Mortality was not one of our intended study endpoints; nevertheless, we observed that 40% of the rats (three out of eight rats) in the etomidate group died overnight despite emerging from anesthesia and surviving the study period. This contrasts with the 0% mortality among rats in all other groups. A post hoc subgroup analysis revealed that compared with etomidate group rats that survived, etomidate group rats that died had a more profound and persistent metabolic acidosis and inflammatory response as reflected by their significantly lower blood pHs, higher blood lactate levels, and greater plasma concentrations of the proinflammatory cytokines IL-1β and IL-6 at the end of the 4-h study period.
Although the modest and brief reduction in plasma corticosterone concentrations by CPMM was not associated with increased cytokine concentrations, persistent changes in blood chemistry, or increased mortality, it should be noted that we infused this hypnotic for only 1 h. We do not know whether longer CPMM infusions might have produced more profound and/or prolonged suppression of adrenocortical steroid synthesis with resultant increased mortality. We also do not know whether supportive care (e.g., the administration of vasopressors or steroids) might have reduced the mortality in etomidate group rats. Finally, our inflammatory model lacks the infectious focus and commonly occurring comorbidities of clinical sepsis. Thus, we do not know whether other animal models of sepsis or studies in man might lead to different conclusions. Additional studies are necessary to answer these important questions.
In summary, a 1-h CPMM infusion produces less adrenocortical suppression than a 1-h etomidate infusion and (unlike etomidate) without increasing either plasma cytokine concentrations or mortality in a lipopolysaccharide rat model of sepsis. These results suggest that CPMM may be a safer alternative to etomidate for the induction or short-term maintenance of anesthesia in the setting of sepsis.
The authors thank K. Trudy Poon, M.S., Department of Anesthesia, Critical Care, and Pain Medicine, Massachusetts General Hospital, Boston, Massachusetts, for assistance with statistical analyses.
Funded by grant R01-GM087316 from the National Institutes of Health, Bethesda, Maryland, and the Department of Anesthesia, Critical Care, and Pain Medicine, Massachusetts General Hospital, Boston, Massachusetts.
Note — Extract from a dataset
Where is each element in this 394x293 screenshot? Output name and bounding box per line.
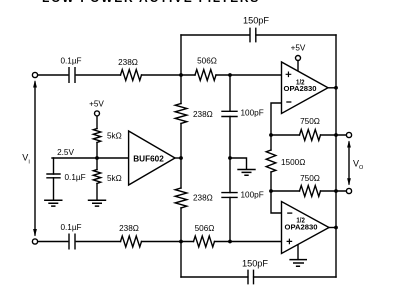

The Massachusetts General Hospital has published and submitted patent applications for cyclopropyl- methoxycarbonyl metomidate and related analogs. Dr. Raines is the lead inventor of this technology. He and his laboratory could receive income related to the development of this technology. This technology has been licensed to Annovation Bio Pharma, Inc. (Cambridge, Massachusetts). Dr. Raines has an equity interest in Annovation BioPharma, Inc. All other authors have no conflicts of interest.